At stations like Greensburg, passengers cannot bring their bicycles onto the coach cars of the train, unless they are folding bikes that meet Amtrak’s size requirements, Toll said.

“Most of these unstaffed stations are small, quick stops, with platforms that aren’t long enough to accommodate the baggage car and there are not any provisions to have the passenger properly check-in with staff before train time,” Toll said.

Those using the service will take their bike to the baggage car and hand it to the conductor, who will place it on the rack, said Mark Spada, president of Western Pennsylvanians for Passenger Rail. The rider has to take the bike to the baggage car, even if they are checking bags, Spada said.

The service is different than the Capitol Limited, which runs between Pittsburgh and Washington, D.C., Toll said. The Capitol Limited has a car with a ramp that allows the cyclist to roll their bikes onto and off the railcar.

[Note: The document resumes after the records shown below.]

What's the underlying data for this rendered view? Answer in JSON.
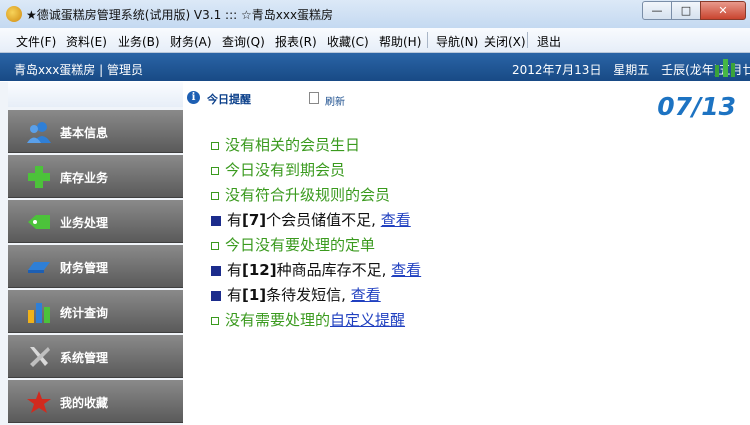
{
  "window": {
    "title": "★德诚蛋糕房管理系统(试用版) V3.1  ::: ☆青岛xxx蛋糕房"
  },
  "menu": {
    "items": [
      "文件(F)",
      "资料(E)",
      "业务(B)",
      "财务(A)",
      "查询(Q)",
      "报表(R)",
      "收藏(C)",
      "帮助(H)",
      "导航(N)",
      "关闭(X)",
      "退出"
    ]
  },
  "infobar": {
    "store_user": "青岛xxx蛋糕房 | 管理员",
    "date": "2012年7月13日",
    "weekday": "星期五",
    "lunar": "壬辰(龙年)五月廿五"
  },
  "sidebar": {
    "items": [
      {
        "label": "基本信息",
        "icon": "users-icon"
      },
      {
        "label": "库存业务",
        "icon": "plus-icon"
      },
      {
        "label": "业务处理",
        "icon": "tag-icon"
      },
      {
        "label": "财务管理",
        "icon": "card-icon"
      },
      {
        "label": "统计查询",
        "icon": "bar-chart-icon"
      },
      {
        "label": "系统管理",
        "icon": "tools-icon"
      },
      {
        "label": "我的收藏",
        "icon": "star-icon"
      }
    ]
  },
  "toolbar": {
    "today_label": "今日提醒",
    "refresh_label": "刷新",
    "date_big": "07/13"
  },
  "reminders": {
    "r1": "没有相关的会员生日",
    "r2": "今日没有到期会员",
    "r3": "没有符合升级规则的会员",
    "r4_pre": "有",
    "r4_num": "[7]",
    "r4_post": "个会员储值不足, ",
    "r4_link": "查看",
    "r5": "今日没有要处理的定单",
    "r6_pre": "有",
    "r6_num": "[12]",
    "r6_post": "种商品库存不足, ",
    "r6_link": "查看",
    "r7_pre": "有",
    "r7_num": "[1]",
    "r7_post": "条待发短信, ",
    "r7_link": "查看",
    "r8_pre": "没有需要处理的",
    "r8_link": "自定义提醒"
  },
  "colors": {
    "infobar_bg": "#1f5596",
    "ok_text": "#3a9a1e",
    "warn_bullet": "#1c2c8c",
    "date_big": "#1d73c2",
    "link": "#2040c0"
  }
}
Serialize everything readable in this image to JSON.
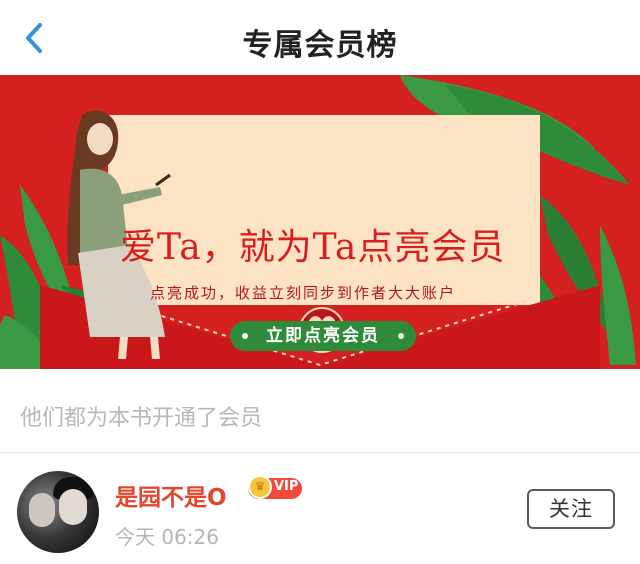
{
  "header": {
    "title": "专属会员榜",
    "back_icon": "chevron-left-icon"
  },
  "banner": {
    "headline": "爱Ta，就为Ta点亮会员",
    "subline": "点亮成功，收益立刻同步到作者大大账户",
    "button_label": "立即点亮会员",
    "icon": "heart-seal-icon"
  },
  "section": {
    "label": "他们都为本书开通了会员"
  },
  "members": [
    {
      "name": "是园不是O",
      "badge": "VIP",
      "time": "今天 06:26",
      "follow_label": "关注"
    }
  ],
  "colors": {
    "banner_red": "#d4201e",
    "accent_green": "#2f8a3a",
    "name_red": "#e2472e",
    "back_blue": "#2f93e0"
  }
}
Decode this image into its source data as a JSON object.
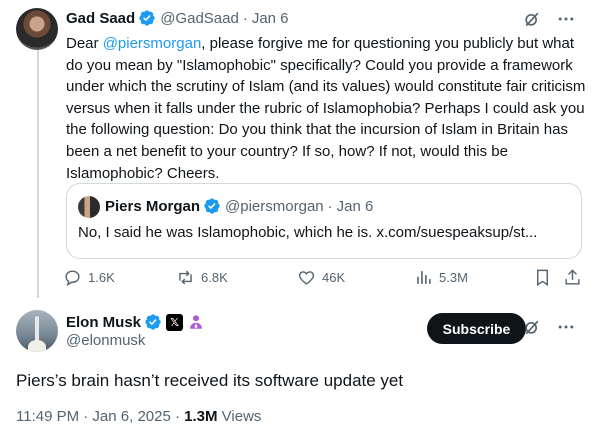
{
  "colors": {
    "accent": "#1d9bf0",
    "text": "#0f1419",
    "muted": "#536471",
    "border": "#cfd9de"
  },
  "reply_tweet": {
    "author_name": "Gad Saad",
    "handle": "@GadSaad",
    "separator": "·",
    "time": "Jan 6",
    "text_prefix": "Dear ",
    "mention": "@piersmorgan",
    "text_body": ", please forgive me for questioning you publicly but what do you mean by \"Islamophobic\" specifically?  Could you provide a framework under which the scrutiny of Islam (and its values) would constitute fair criticism versus when it falls under the rubric of Islamophobia?  Perhaps I could ask you the following question:  Do you think that the incursion of Islam in Britain has been a net benefit to your country?  If so, how?  If not, would this be Islamophobic?  Cheers.",
    "quoted": {
      "author_name": "Piers Morgan",
      "handle": "@piersmorgan",
      "separator": "·",
      "time": "Jan 6",
      "text": "No, I said he was Islamophobic, which he is. x.com/suespeaksup/st..."
    },
    "stats": {
      "replies": "1.6K",
      "reposts": "6.8K",
      "likes": "46K",
      "views": "5.3M"
    },
    "icons": [
      "grok-icon",
      "more-icon",
      "reply-icon",
      "repost-icon",
      "like-icon",
      "views-icon",
      "bookmark-icon",
      "share-icon"
    ]
  },
  "main_tweet": {
    "author_name": "Elon Musk",
    "handle": "@elonmusk",
    "x_badge": "𝕏",
    "subscribe_label": "Subscribe",
    "text": "Piers’s brain hasn’t received its software update yet",
    "timestamp": "11:49 PM · Jan 6, 2025 · ",
    "views_count": "1.3M",
    "views_label": " Views"
  }
}
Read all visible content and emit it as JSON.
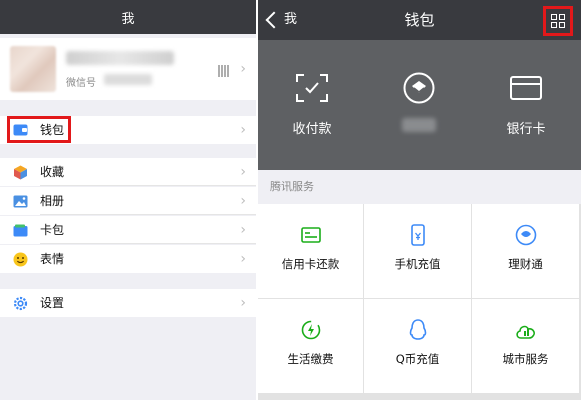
{
  "left": {
    "header_title": "我",
    "profile": {
      "wechat_id_label": "微信号"
    },
    "menu": {
      "wallet": "钱包",
      "favorites": "收藏",
      "album": "相册",
      "cards": "卡包",
      "stickers": "表情",
      "settings": "设置"
    },
    "chevron": "›"
  },
  "right": {
    "header": {
      "back_label": "我",
      "title": "钱包"
    },
    "banner": {
      "pay": "收付款",
      "cards": "银行卡"
    },
    "services_header": "腾讯服务",
    "services": [
      {
        "label": "信用卡还款",
        "icon": "credit-card-icon"
      },
      {
        "label": "手机充值",
        "icon": "phone-icon"
      },
      {
        "label": "理财通",
        "icon": "finance-icon"
      },
      {
        "label": "生活缴费",
        "icon": "lightning-icon"
      },
      {
        "label": "Q币充值",
        "icon": "qq-penguin-icon"
      },
      {
        "label": "城市服务",
        "icon": "city-service-icon"
      }
    ]
  },
  "colors": {
    "header_bg": "#393a3f",
    "banner_bg": "#5e6063",
    "accent_green": "#1aad19",
    "highlight_red": "#e2181a",
    "page_bg": "#efeff4"
  }
}
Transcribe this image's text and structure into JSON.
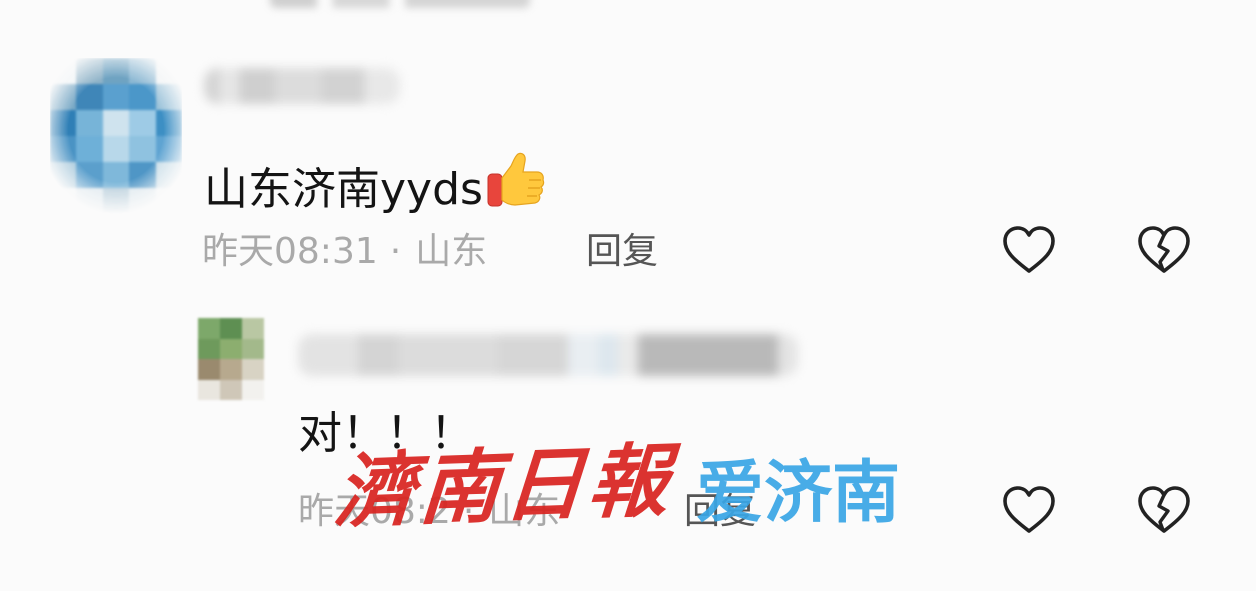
{
  "comments": [
    {
      "text": "山东济南yyds",
      "emoji": "thumbs-up-icon",
      "time": "昨天08:31",
      "separator": "·",
      "location": "山东",
      "reply_label": "回复"
    }
  ],
  "replies": [
    {
      "text": "对！！！",
      "time": "昨天08:2",
      "separator": "·",
      "location": "山东",
      "reply_label": "回复"
    }
  ],
  "watermark": {
    "primary": "濟南日報",
    "secondary": "爱济南"
  },
  "colors": {
    "background": "#fbfbfb",
    "text": "#141414",
    "meta": "#a9a9a9",
    "watermark_red": "#d9231f",
    "watermark_blue": "#39a6e6"
  }
}
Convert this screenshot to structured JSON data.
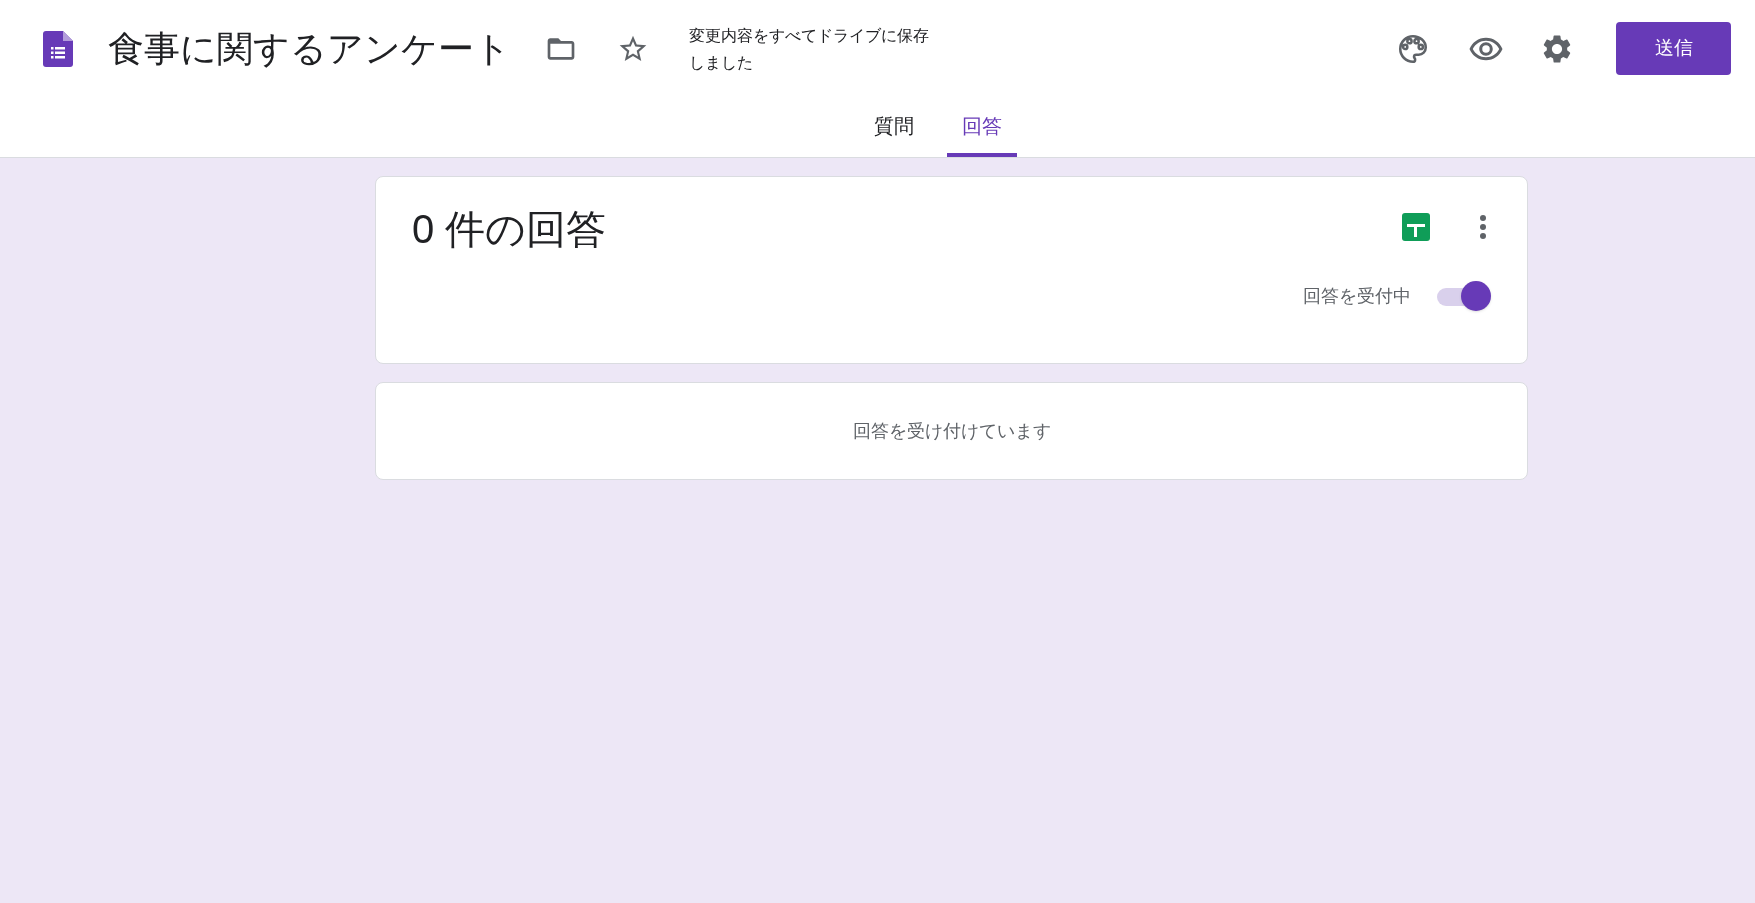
{
  "header": {
    "title": "食事に関するアンケート",
    "save_status": "変更内容をすべてドライブに保存しました",
    "send_button": "送信"
  },
  "tabs": [
    {
      "label": "質問",
      "selected": false
    },
    {
      "label": "回答",
      "selected": true
    }
  ],
  "summary": {
    "title": "0 件の回答",
    "accepting_toggle": {
      "label": "回答を受付中",
      "on": true
    }
  },
  "message": "回答を受け付けています"
}
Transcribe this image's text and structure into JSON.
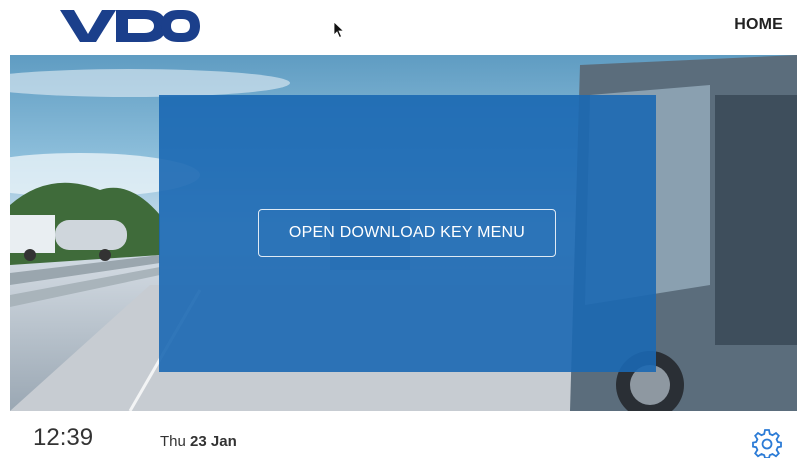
{
  "header": {
    "logo_text": "VDO",
    "home_label": "HOME"
  },
  "main": {
    "open_download_label": "OPEN DOWNLOAD KEY MENU"
  },
  "footer": {
    "time": "12:39",
    "weekday": "Thu",
    "date": "23 Jan"
  },
  "icons": {
    "settings": "gear-icon",
    "pointer": "mouse-cursor"
  },
  "colors": {
    "brand_blue": "#1b3f8b",
    "overlay_blue": "#1b68b2",
    "settings_icon": "#2b7bd6"
  }
}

Amtrak recommends anyone wanting to use the service to reserve a spot because there is space only for six bicycles in the Pennsylvanian’s baggage car, Toll said. The Pennsylvanian travels from Pittsburgh to New York in the morning and returns in the evening.

The Pennsylvania Department of Transportation, which provides Amtrak with subsidies for the passenger service in the state, sees the service for bicyclists as a way of “expanding multimodal transportation options,” which doesn’t end at the train station,” Jennie Granger, PennDOT’s deputy secretary for multimodal transportation, said in a statement.

Travelers can explore the state’s recreational opportunities with day trips to historic communities or longer bikepacking adventures, along with the state’s bicycle routes, Granger said.